REPORT BY UNIVERSITY OF HAWAII ECONOMIC RESEARCH ORGANIZATION – Sept. 2, 2011
Against a backdrop of local slowing and deteriorating conditions in the U.S. and global economy, Hawaii will see only modest growth in 2012. The strongest part of the tourism recovery is now behind us, and further industry gains will be more incremental.
Job growth will continue to occur in many areas of the economy, but not at a pace that will rapidly alleviate unemployment. Somewhat better, but still measured, growth will occur in 2013-2014. While we are not forecasting a U.S. recession, American economic and political conditions represent a substantial downside risk for Hawaii.
Conditions have weakened across much of the developed world. The DC debt debacle and market gyrations have dealt a blow to confidence on top of the fundamental US challenges of a private debt overhang, a moribund construction industry, and a looming fiscal contraction.
We anticipate very weak U.S, growth in the near term with only moderate strengthening in 2012-2013.
In Japan, the Great East Japan Earthquake inflicted considerable economic damage, including direct losses of output, disruptions to supply chains, and destruction of infrastructure. Largely on the strength of government reconstruction spending, we expect Japanese GDP growth to turn positive in the current quarter.
The debt crisis in Europe has gone from bad to worse, contributing to a generally weaker global environment and posing systemic risks that could affect US financial institutions.
There has been a generalized slowing of local economic activity in recent months, paralleling to some extent developments in the US and global economies.
After a strong increase in the second half of last year, visitor numbers have dropped back somewhat. While the Japanese quake explains part of this, US arrivals have also fallen. Economic slowing extends to the labor market, where statewide job counts drifted down from January to June and the unemployment rate has stagnated at 6.0-6.1%.
Despite the weakness of recent months, the visitor industry has made significant strides since the dark days of 2008-2009. Further gains will be constrained by global weakness.
We expect less than 1% growth in the American market in 2012 and only modest additions thereafter.
Japanese arrivals will bounce back more than 5% next year, but this reflects rebound from very low post-quake numbers.

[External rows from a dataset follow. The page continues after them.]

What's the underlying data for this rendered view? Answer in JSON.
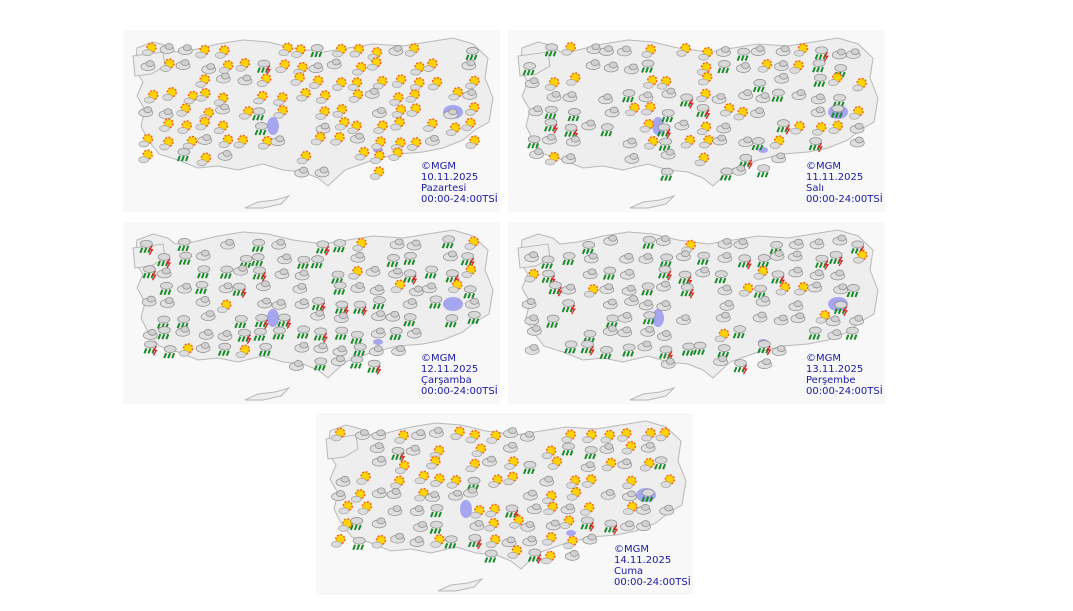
{
  "maps": [
    {
      "copyright": "©MGM",
      "date": "10.11.2025",
      "day": "Pazartesi",
      "period": "00:00-24:00TSİ"
    },
    {
      "copyright": "©MGM",
      "date": "11.11.2025",
      "day": "Salı",
      "period": "00:00-24:00TSİ"
    },
    {
      "copyright": "©MGM",
      "date": "12.11.2025",
      "day": "Çarşamba",
      "period": "00:00-24:00TSİ"
    },
    {
      "copyright": "©MGM",
      "date": "13.11.2025",
      "day": "Perşembe",
      "period": "00:00-24:00TSİ"
    },
    {
      "copyright": "©MGM",
      "date": "14.11.2025",
      "day": "Cuma",
      "period": "00:00-24:00TSİ"
    }
  ]
}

Visitors from countries other than the US and Japan will continue to be a bright spot, rising 16% this year and averaging roughly 5% annual growth over the next three years.
After a 1.7% rise this year, total arrivals will expand by just over 2% annually in each of the next three years.

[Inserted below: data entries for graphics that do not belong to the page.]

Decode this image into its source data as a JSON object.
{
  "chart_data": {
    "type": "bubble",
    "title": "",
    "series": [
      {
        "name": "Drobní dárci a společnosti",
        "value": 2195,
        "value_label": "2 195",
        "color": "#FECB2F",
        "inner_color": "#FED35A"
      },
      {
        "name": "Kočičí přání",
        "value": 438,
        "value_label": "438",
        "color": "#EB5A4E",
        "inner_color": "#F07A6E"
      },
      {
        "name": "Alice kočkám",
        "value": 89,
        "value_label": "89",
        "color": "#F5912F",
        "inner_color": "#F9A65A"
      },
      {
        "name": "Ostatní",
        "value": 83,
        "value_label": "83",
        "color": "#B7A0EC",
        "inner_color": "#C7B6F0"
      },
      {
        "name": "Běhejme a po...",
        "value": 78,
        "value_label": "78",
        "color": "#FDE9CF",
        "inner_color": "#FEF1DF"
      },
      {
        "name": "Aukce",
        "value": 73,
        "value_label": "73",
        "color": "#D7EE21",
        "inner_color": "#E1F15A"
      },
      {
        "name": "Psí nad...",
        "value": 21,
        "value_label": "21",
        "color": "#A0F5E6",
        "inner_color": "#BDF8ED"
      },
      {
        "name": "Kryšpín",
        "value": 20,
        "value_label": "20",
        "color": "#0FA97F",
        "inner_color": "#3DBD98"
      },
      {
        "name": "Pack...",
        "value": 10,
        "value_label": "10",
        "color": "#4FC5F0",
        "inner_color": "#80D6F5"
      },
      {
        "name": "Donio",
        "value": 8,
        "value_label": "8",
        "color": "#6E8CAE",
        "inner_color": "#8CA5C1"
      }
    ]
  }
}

With some decline in the length of stay, the total number of visitor days in Hawaii will edge up just 0.8% in 2012.
Nominal visitor spending growth will decelerate sharply from this year's strong 10.2% pace to 4.4% growth in 2012. While global economic conditions will be a challenge, there are several promising developments for Hawaii tourism, including the opening of the Disney Aulani resort, the first regularly scheduled flights from China, and the APEC conference coming up in November.
Near-term prospects for construction remain limited. Permits for private residential and commercial development are weak, and budgetary pressures will hamper public works spending.

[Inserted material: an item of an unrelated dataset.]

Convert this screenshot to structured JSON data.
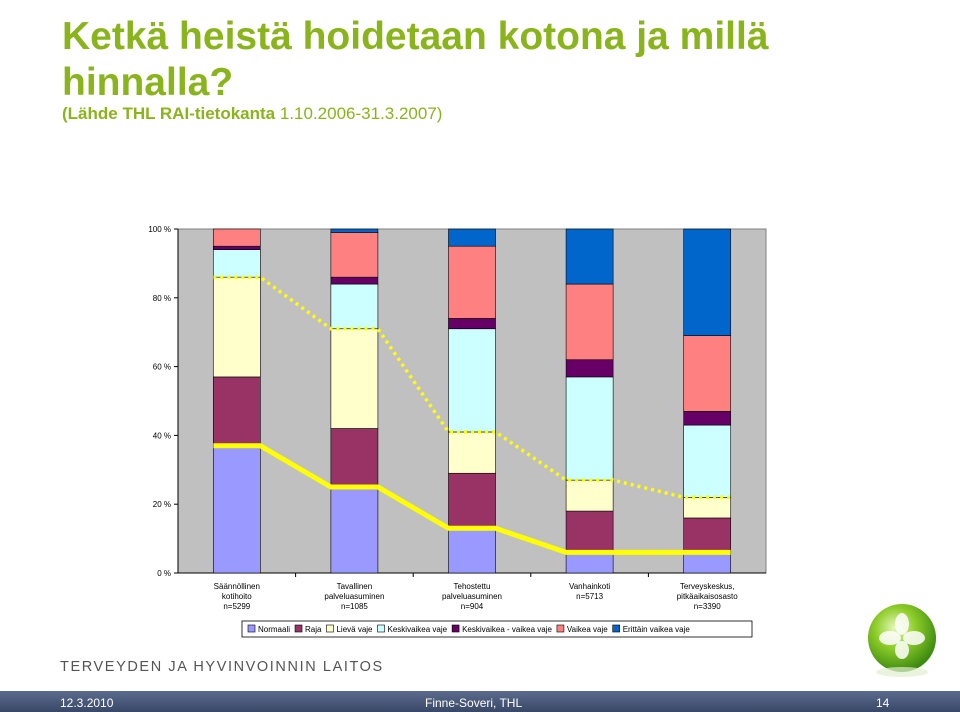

We still expect a substantial boost from Oahu rail mass transit by 2012, although the likelihood of delays related to pending legal challenges is unknown. Overall construction activity in the Islands will begin to turn up this year and post an employment gain of about 5% in 2012. This reflects an upturn on Oahu, which has already begun to show year-on-year gains; Neighbor Island construction will continue to shed jobs well into next year.
As anticipated, the past year has brought some broadening out of employment gains from tourism to other sectors of the local economy. In 2012, low-to moderate job growth of 1.1-1.7% will be seen in most sectors of the local economy. The government sector - federal, state and local - will be the biggest drag on local job growth. The aggregate job base will expand 1.5%, and the unemployment rate will average 5.5%.
Federal government programs have helped to stabilize local income during a period of declining or weak growth in labor income since 2008. This year, the payroll tax holiday will contribute to a projected 1.2% rise in real personal income. The expiration of this cut will cause sharply lower income growth of just 0.7% in 2012.
Gradually strengthening job growth and moderating inflationary pressures will facilitate a gradual recovery of real income over the 2013-2014 period.
While we expect Hawaii's recovery to continue in 2012, there is a significant risk that things will turn out much worse. Our view is that the US will avoid an outright recession, but clearly the risk has gone up substantially in just the past few months. Too bad that much of this is self-inflicted by a US congress that at best is placing principle over pragmatism, and at worst is interested only in short-term partisan gain regardless of the cost.
In any event, the potential damage to an economy already saddled with 9%-plus unemployment is substantial. Given the recovery's precarious state, Congress and the President may well hold the key to whether we tip into recession, both in whether they can prevent crippling near-term budget cuts and in how they go about the negotiations.